The administration maintains that the bills are unnecessary because it intends to end emergencies anyway.
And he pointed out that the continuation of the statements until mid-May does not entail any restriction.
"To be clear, the continuation of these emergency declarations through May 11 does not impose any restrictions whatsoever on individual conduct with respect to COVID-19," the White House statement said.
"They do not impose mask or vaccine mandates. They do not restrict the operation of schools or businesses. They do not require the use of any medicine or test in response to covid-19 cases."

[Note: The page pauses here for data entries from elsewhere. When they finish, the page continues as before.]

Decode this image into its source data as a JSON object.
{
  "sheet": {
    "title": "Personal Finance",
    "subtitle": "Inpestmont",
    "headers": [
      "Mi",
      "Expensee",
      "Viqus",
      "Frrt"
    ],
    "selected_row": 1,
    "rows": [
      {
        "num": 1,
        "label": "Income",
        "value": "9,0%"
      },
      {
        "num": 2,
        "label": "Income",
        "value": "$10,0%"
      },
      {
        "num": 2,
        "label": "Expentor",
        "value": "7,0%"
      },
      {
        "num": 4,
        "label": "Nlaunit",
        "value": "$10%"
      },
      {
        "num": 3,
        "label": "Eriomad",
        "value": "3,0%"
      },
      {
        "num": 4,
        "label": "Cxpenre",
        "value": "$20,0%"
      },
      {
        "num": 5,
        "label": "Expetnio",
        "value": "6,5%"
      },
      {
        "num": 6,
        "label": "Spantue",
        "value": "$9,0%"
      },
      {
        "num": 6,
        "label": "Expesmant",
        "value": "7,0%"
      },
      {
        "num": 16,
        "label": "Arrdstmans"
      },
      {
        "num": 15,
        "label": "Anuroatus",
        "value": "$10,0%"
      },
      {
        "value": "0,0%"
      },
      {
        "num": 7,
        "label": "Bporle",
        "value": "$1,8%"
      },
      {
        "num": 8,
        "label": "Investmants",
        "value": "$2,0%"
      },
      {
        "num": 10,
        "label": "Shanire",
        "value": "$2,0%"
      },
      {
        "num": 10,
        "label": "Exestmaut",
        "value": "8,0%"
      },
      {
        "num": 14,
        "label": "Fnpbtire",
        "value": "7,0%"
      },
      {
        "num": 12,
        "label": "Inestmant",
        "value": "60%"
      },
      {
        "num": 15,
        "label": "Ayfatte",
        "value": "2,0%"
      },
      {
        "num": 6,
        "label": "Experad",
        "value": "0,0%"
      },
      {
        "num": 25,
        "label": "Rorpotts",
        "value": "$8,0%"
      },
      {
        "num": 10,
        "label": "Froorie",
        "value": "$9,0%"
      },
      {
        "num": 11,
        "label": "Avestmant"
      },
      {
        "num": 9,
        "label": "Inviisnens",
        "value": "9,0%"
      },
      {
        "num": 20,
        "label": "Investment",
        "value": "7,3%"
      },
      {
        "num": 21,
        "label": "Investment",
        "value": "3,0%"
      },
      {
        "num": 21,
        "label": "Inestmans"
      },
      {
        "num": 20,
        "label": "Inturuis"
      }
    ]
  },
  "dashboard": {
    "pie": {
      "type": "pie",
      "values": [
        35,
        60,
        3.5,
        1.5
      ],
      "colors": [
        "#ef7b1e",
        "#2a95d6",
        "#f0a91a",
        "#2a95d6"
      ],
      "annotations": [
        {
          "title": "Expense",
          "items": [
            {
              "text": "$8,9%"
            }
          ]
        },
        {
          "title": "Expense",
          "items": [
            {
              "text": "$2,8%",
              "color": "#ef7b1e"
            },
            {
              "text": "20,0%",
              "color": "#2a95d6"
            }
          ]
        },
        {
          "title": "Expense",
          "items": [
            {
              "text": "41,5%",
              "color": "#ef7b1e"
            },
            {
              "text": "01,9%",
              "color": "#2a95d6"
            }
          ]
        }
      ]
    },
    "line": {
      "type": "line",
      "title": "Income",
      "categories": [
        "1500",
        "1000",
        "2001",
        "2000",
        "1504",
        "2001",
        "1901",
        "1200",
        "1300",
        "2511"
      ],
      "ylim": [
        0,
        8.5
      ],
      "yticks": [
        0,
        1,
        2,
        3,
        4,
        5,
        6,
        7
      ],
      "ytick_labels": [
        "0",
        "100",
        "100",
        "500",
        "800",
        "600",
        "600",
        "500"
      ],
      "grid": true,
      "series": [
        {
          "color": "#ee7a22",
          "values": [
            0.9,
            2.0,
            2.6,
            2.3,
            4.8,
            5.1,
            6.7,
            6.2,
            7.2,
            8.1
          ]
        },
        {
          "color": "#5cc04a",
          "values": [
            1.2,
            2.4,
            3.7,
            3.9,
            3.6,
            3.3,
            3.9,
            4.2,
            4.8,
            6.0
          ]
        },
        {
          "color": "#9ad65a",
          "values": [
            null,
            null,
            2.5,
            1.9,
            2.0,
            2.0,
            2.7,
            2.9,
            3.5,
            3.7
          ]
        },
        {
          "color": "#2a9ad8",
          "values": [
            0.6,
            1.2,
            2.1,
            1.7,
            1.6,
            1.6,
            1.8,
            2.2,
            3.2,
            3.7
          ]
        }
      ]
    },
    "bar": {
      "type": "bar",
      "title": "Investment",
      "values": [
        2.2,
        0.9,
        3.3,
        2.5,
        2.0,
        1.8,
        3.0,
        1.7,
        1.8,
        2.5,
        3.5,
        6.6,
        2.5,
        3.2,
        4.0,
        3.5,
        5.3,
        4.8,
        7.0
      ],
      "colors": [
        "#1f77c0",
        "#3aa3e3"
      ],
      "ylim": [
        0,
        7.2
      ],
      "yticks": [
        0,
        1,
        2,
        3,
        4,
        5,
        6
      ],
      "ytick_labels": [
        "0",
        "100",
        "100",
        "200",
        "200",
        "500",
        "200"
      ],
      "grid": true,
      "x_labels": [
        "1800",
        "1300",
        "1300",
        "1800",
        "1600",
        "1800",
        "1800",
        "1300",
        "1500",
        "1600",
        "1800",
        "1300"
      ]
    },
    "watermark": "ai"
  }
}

The White House said it would extend the COVID-19 emergencies one last time to ensure an orderly reduction of key authorities that states, health care providers and patients have relied on throughout the pandemic.
A White House official pointed to the success of the vaccination campaign and the reduction in covid cases, hospitalizations and deaths as justification for lifting the emergency declarations.
The official said a final extension will allow for a smooth transition for healthcare providers and patients, noting that healthcare facilities have already begun preparing for that transition.
The administration is actively reviewing the flexible policies that were authorized under the public health emergency to determine which ones may remain in effect after the May 11 lift.
The adviser told CNN that it will be up to each member to decide what is best for their district and how they will vote on the legislation this week.
The declaration of an end to the public health emergency will also end the border restriction known as Title 42, likely triggering a showdown on Capitol Hill.
-- CNN's Annie Grayer contributed to this report.
-- CNN's Annie Grayer contributed to this report.